Sherman did not leave the vicinity of Atlanta quickly. This required foraging for fresh meat and grain. In October, Colonel Daniel Dustin took much of third division XX Corps plus artillery and cavalry foraging east of Decatur, Georgia. Winegar commanded the two batteries involved in Dustin's raid, which garnered 400 wagon loads of supplies. When Sherman left Atlanta on November 15, XX Corps was part of the column Major General Slocum led in the March to the Sea, what later was called the Army of Georgia. Winegar's guns were little used apparently until Sherman reached Savannah, Georgia, and XX Corps was positioned of the left of Sherman's forces. On December 12, 1864, when Sherman's army was investing Savannah, Winegar’s battery was positioned in ambush on the banks of the Savannah River opposite Argyle Island. There it fired on two Confederate gunboats, the Sampson and the Macon, and their tender, the Resolute, which had come down river from Augusta, Georgia. All three ships were hit. The Sampson and the Resolute collided while reacting to Winegar's fire, and the damaged Resolute was captured by the Federals when it drifted to shore. The gunboats escaped upriver. Winegar later commented to Major Henry M. Hitchcock that he was looking forward to another naval engagement. Four days later, Battery I was moved to Argyle Island to deal with harassment of Colonel Ezra Carman's brigade by Confederate guns. When Savannah fell, Winegar reported capture of a considerable quantity of animals and supplies.

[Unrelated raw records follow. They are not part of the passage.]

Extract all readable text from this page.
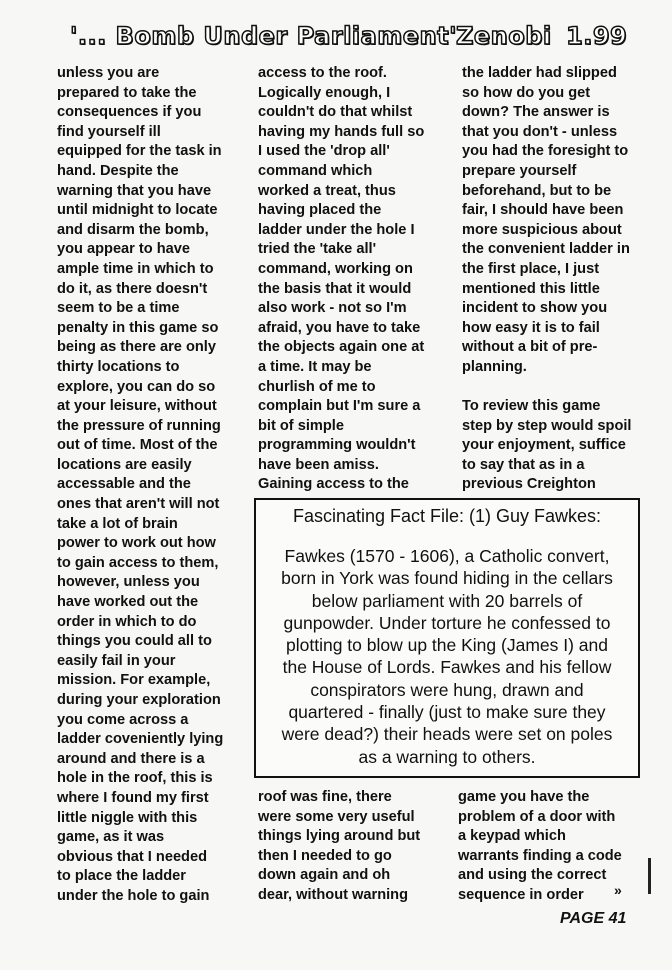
'... Bomb Under Parliament' Zenobi 1.99
unless you are
prepared to take the
consequences if you
find yourself ill
equipped for the task in
hand. Despite the
warning that you have
until midnight to locate
and disarm the bomb,
you appear to have
ample time in which to
do it, as there doesn't
seem to be a time
penalty in this game so
being as there are only
thirty locations to
explore, you can do so
at your leisure, without
the pressure of running
out of time. Most of the
locations are easily
accessable and the
ones that aren't will not
take a lot of brain
power to work out how
to gain access to them,
however, unless you
have worked out the
order in which to do
things you could all to
easily fail in your
mission. For example,
during your exploration
you come across a
ladder coveniently lying
around and there is a
hole in the roof, this is
where I found my first
little niggle with this
game, as it was
obvious that I needed
to place the ladder
under the hole to gain
access to the roof.
Logically enough, I
couldn't do that whilst
having my hands full so
I used the 'drop all'
command which
worked a treat, thus
having placed the
ladder under the hole I
tried the 'take all'
command, working on
the basis that it would
also work - not so I'm
afraid, you have to take
the objects again one at
a time. It may be
churlish of me to
complain but I'm sure a
bit of simple
programming wouldn't
have been amiss.
Gaining access to the
roof was fine, there
were some very useful
things lying around but
then I needed to go
down again and oh
dear, without warning
the ladder had slipped
so how do you get
down? The answer is
that you don't - unless
you had the foresight to
prepare yourself
beforehand, but to be
fair, I should have been
more suspicious about
the convenient ladder in
the first place, I just
mentioned this little
incident to show you
how easy it is to fail
without a bit of pre-
planning.
To review this game
step by step would spoil
your enjoyment, suffice
to say that as in a
previous Creighton
game you have the
problem of a door with
a keypad which
warrants finding a code
and using the correct
sequence in order
Fascinating Fact File: (1) Guy Fawkes:
Fawkes (1570 - 1606), a Catholic convert,
born in York was found hiding in the cellars
below parliament with 20 barrels of
gunpowder. Under torture he confessed to
plotting to blow up the King (James I) and
the House of Lords. Fawkes and his fellow
conspirators were hung, drawn and
quartered - finally (just to make sure they
were dead?) their heads were set on poles
as a warning to others.
»
PAGE 41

Battery I took part in the Carolinas Campaign, still under Slocum, departing Savannah on January 17, 1865. At first the battery accompanied the third division XX Corps. The battery participated in the Battle of Averasborough (March 16) and the Battle of Bentonville (March 19–21). In the latter fight, Battery I played a significant role in repelling the attack of Major General William B. Bate from its position near the Goldsboro Pike. The battery was part of a concentration of XX Corps guns Major Reynolds had assembled to fill a gap in the corps' line. Late in the war, on April 1, 1865, as Sherman moved northward toward Raleigh, North Carolina, Captain Winegar took command of the artillery brigade of XX Corps after Major Reynolds left the army on leave. The battey lost 4 men missing and 3 horses wounded in the Carolinas Campaign. After the war ended, Winegar was mustered out with his battery at Buffalo, New York, on June 23, 1865.